The primary was dashed Thursday after running into Senate opposition, which those opposed said likely could have been resolved with more floor time had senators not been filibustering earlier in the week.
Veit said half the bills he carried this year were bills that cleared the House and were awaiting Senate action.
“We haven’t accomplished 90 percent of what individual legislators wanted accomplished,” he said.
Veit proposed measures related to nursing homes, animal chiropractic care and Casenet that were approved and said he supported legislation limiting transgender youth’s access to gender-affirming care and school sports, tax cuts and physical therapy bills that made it to the governor’s desk. The bills were also supported by Griffith, Fitzwater, Bernskoetter and Rep. Jim Schulte, a first-term Republican from New Bloomfield.
Schulte said he had “mixed reviews” on the productivity of the session, but he was happy to see the two chambers agree on the transgender bills, tax cuts and a sweeping crime bill.
“The process of weeding things down is pretty tedious,” he said, “but the ones that went forward are good bills.”
Veit said many bills that sought to address issues within individual districts fell by the wayside as the Legislature pursued caucus priorities.

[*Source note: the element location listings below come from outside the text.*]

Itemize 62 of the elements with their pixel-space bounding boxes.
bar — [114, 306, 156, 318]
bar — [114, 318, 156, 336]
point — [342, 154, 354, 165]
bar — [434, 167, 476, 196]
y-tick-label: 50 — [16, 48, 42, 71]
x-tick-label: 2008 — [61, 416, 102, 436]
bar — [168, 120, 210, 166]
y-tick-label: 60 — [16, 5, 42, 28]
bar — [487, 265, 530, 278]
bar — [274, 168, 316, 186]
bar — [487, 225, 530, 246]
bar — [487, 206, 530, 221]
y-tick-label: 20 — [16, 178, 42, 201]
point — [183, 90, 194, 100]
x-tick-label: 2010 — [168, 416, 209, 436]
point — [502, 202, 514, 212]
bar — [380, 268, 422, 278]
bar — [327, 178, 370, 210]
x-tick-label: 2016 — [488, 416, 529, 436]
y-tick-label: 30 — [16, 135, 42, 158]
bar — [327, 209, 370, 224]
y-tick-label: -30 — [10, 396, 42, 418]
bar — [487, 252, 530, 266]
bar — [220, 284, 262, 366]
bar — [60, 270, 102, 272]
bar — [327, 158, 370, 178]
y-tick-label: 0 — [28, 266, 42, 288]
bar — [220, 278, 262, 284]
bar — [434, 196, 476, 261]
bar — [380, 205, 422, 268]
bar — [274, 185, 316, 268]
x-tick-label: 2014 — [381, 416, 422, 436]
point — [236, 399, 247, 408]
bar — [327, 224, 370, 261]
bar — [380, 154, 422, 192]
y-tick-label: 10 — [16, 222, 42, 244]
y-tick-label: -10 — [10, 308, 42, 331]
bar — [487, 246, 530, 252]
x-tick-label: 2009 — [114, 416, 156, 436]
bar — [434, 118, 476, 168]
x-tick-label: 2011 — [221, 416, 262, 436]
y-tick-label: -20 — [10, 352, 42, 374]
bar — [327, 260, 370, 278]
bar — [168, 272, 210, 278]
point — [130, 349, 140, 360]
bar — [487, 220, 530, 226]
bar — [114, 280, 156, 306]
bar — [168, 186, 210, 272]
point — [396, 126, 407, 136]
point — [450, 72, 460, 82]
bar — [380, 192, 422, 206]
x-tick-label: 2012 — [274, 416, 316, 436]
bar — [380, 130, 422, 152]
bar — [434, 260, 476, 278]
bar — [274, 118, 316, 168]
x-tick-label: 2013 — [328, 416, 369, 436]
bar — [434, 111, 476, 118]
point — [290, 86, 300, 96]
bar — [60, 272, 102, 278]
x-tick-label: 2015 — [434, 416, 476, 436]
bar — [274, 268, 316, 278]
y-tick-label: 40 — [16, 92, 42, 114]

He would have liked to see the House and Senate work more closely on “bills that are good for the whole state.”
Bernskoetter said tension between the two chambers exists by design and House rules slowed down the process this session.

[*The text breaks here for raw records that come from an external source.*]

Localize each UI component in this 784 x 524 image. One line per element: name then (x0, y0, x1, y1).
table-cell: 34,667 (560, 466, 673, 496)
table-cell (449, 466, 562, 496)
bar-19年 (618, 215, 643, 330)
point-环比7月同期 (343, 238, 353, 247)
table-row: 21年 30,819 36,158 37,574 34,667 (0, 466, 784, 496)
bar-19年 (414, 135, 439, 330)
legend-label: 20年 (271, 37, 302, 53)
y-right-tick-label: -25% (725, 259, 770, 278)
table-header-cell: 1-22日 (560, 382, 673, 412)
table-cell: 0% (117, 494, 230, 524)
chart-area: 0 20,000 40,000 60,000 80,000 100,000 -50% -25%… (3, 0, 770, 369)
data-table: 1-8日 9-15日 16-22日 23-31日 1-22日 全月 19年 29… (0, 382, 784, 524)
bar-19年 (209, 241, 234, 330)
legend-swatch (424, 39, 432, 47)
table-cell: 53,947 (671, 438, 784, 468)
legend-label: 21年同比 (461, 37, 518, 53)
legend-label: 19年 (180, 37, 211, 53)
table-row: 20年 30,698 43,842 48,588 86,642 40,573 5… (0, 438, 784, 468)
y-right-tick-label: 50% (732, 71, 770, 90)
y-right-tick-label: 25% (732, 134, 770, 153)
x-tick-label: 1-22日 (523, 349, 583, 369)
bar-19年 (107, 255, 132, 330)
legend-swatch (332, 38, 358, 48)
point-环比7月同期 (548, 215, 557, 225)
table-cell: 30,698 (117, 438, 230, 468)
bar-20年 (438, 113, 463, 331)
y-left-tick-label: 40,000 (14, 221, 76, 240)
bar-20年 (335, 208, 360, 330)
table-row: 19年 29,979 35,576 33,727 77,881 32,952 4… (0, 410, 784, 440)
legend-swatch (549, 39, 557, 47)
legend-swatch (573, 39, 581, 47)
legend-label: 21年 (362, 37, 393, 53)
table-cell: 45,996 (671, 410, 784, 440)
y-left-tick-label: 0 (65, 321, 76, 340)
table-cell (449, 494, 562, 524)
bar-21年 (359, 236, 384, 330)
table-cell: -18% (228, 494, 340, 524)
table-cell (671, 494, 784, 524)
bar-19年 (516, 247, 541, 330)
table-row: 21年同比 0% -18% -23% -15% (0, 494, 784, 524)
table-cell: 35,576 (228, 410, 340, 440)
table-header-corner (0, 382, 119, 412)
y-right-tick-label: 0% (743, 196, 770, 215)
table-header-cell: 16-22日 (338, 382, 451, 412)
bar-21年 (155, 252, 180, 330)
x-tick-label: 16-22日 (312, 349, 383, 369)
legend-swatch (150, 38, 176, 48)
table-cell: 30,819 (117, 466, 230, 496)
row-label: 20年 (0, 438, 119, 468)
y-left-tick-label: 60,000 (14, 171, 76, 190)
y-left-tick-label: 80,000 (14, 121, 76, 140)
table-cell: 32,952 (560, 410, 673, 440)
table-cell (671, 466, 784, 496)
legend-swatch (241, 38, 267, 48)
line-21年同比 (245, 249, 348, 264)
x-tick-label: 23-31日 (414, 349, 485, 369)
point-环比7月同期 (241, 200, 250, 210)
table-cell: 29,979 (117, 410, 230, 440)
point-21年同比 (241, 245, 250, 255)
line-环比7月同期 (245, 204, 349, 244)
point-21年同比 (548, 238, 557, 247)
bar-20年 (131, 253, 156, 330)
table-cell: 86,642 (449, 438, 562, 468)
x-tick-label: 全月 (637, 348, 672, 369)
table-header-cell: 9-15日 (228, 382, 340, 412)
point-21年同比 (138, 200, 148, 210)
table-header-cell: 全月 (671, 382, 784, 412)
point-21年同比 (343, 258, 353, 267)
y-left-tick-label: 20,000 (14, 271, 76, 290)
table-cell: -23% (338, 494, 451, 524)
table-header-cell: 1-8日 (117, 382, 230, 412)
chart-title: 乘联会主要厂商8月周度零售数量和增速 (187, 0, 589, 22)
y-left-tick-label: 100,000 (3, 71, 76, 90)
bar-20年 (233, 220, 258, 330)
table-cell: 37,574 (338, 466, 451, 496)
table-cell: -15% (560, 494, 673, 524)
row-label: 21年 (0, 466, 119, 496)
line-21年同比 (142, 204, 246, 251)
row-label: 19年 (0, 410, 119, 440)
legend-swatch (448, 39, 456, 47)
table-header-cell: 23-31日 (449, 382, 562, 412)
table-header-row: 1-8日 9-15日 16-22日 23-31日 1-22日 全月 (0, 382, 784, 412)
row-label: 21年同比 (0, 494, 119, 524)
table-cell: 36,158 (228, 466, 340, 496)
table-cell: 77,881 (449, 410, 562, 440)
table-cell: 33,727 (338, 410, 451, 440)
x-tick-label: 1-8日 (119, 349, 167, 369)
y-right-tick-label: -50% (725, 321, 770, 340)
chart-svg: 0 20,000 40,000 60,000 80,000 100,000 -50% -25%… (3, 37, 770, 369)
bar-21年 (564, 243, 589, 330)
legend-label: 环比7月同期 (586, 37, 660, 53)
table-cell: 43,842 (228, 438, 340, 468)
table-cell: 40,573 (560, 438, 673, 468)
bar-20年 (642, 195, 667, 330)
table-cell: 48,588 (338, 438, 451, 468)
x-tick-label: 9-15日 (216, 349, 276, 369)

“The House moved slowly at the beginning of the year, with only two bills being allowed out of each House committee before spring break,” he wrote in an email to the News Tribune. “That slowed everything down. I can understand House members being frustrated with certain members of the Senate, however. I’m frustrated with certain members of the Senate, too.”

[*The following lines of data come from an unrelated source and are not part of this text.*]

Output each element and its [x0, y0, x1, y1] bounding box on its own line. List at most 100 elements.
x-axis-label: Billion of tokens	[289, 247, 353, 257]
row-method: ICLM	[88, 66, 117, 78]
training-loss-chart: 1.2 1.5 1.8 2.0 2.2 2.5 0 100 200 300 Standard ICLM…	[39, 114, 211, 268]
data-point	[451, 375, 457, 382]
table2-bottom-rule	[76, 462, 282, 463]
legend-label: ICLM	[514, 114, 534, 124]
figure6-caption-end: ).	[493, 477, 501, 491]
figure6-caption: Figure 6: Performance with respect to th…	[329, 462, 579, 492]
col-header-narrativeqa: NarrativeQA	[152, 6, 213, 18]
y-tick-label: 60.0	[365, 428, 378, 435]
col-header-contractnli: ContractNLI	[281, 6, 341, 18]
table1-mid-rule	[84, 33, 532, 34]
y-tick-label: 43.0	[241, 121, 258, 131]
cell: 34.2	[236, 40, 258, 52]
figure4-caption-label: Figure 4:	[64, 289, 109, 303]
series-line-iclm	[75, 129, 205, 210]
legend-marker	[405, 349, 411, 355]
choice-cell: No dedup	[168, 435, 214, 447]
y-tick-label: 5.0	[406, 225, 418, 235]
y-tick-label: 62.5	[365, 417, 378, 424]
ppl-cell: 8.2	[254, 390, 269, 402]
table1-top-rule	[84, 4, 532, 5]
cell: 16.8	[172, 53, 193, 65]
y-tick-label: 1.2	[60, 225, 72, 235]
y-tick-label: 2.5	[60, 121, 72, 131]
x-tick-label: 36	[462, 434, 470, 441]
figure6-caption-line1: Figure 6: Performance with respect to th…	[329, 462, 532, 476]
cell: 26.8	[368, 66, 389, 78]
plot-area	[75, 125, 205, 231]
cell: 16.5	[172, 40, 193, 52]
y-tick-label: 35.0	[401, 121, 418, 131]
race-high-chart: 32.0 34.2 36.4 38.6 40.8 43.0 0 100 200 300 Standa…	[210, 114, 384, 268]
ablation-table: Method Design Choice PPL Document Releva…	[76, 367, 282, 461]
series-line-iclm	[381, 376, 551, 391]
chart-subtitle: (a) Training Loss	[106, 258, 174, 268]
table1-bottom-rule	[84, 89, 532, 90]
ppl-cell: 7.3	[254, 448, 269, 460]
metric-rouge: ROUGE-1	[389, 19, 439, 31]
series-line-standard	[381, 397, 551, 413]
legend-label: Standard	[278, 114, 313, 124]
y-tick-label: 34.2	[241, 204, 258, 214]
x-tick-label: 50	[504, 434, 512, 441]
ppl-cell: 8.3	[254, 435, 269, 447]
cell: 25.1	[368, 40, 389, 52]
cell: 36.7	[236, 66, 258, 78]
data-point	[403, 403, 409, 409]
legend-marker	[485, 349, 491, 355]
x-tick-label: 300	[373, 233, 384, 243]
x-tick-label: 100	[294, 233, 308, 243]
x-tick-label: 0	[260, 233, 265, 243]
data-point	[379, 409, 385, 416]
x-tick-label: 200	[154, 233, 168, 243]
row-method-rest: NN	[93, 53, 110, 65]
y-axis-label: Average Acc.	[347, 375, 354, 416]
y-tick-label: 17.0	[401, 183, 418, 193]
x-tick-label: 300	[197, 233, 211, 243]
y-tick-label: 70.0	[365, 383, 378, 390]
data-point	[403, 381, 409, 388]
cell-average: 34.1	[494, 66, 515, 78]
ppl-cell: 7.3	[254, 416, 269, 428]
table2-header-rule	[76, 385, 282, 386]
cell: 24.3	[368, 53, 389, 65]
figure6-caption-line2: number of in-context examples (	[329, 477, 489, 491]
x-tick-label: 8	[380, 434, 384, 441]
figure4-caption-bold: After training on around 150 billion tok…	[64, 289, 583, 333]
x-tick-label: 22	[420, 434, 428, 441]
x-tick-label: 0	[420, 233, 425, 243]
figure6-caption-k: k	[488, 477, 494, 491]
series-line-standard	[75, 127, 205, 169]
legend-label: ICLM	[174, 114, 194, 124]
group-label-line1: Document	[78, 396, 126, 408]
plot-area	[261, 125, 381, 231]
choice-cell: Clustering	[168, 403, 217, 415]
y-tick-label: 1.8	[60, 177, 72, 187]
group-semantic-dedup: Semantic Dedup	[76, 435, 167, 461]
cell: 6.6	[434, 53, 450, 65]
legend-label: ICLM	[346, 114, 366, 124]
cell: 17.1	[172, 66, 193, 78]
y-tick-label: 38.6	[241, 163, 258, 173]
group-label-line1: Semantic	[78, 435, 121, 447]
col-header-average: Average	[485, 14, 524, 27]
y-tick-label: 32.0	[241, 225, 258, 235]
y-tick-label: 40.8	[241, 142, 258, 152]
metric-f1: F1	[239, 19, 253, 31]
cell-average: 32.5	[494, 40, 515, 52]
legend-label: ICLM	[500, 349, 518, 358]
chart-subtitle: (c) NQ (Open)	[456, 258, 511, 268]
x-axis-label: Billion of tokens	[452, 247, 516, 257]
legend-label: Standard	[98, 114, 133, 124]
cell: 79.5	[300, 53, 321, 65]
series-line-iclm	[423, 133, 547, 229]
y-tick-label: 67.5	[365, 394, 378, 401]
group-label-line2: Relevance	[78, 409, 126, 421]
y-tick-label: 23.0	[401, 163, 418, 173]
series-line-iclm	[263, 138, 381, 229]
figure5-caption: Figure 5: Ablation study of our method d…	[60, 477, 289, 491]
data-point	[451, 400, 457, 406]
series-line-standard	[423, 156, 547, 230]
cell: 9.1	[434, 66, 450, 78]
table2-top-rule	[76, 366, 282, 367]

Bernskoetter said his bill to tie the duration of unemployment benefits to the state’s unemployment rate will be among his top priorities next year because it didn’t pass this year. He said he will also be focused on “ensuring farmers are protected from having their farmland taken unfairly.”
Griffith said he plans to re-file his veteran suicide bill, as well as a bill to honor veterans of the Global War of Terrorism with military metals, which was stripped of its title and language by House leadership and transformed into a tax cut bill.
Schulte said he was disappointed initiative petition reform and school open enrollment bills weren’t passed. He said he also wanted to see the state restrict foreign ownership of farmland.
“It’s frustrating when it’s your stuff that’s over there sitting around waiting,” he said, “but at the same time, I don’t think our founding fathers wanted it to be too easy, so they decided to be complicated and tedious for a reason. We’ve managed to survive it for 200 and something years now, so hopefully we’ll continue.”
“I’m looking forward to coming back,” Schulte added. “It hasn’t scared me off.”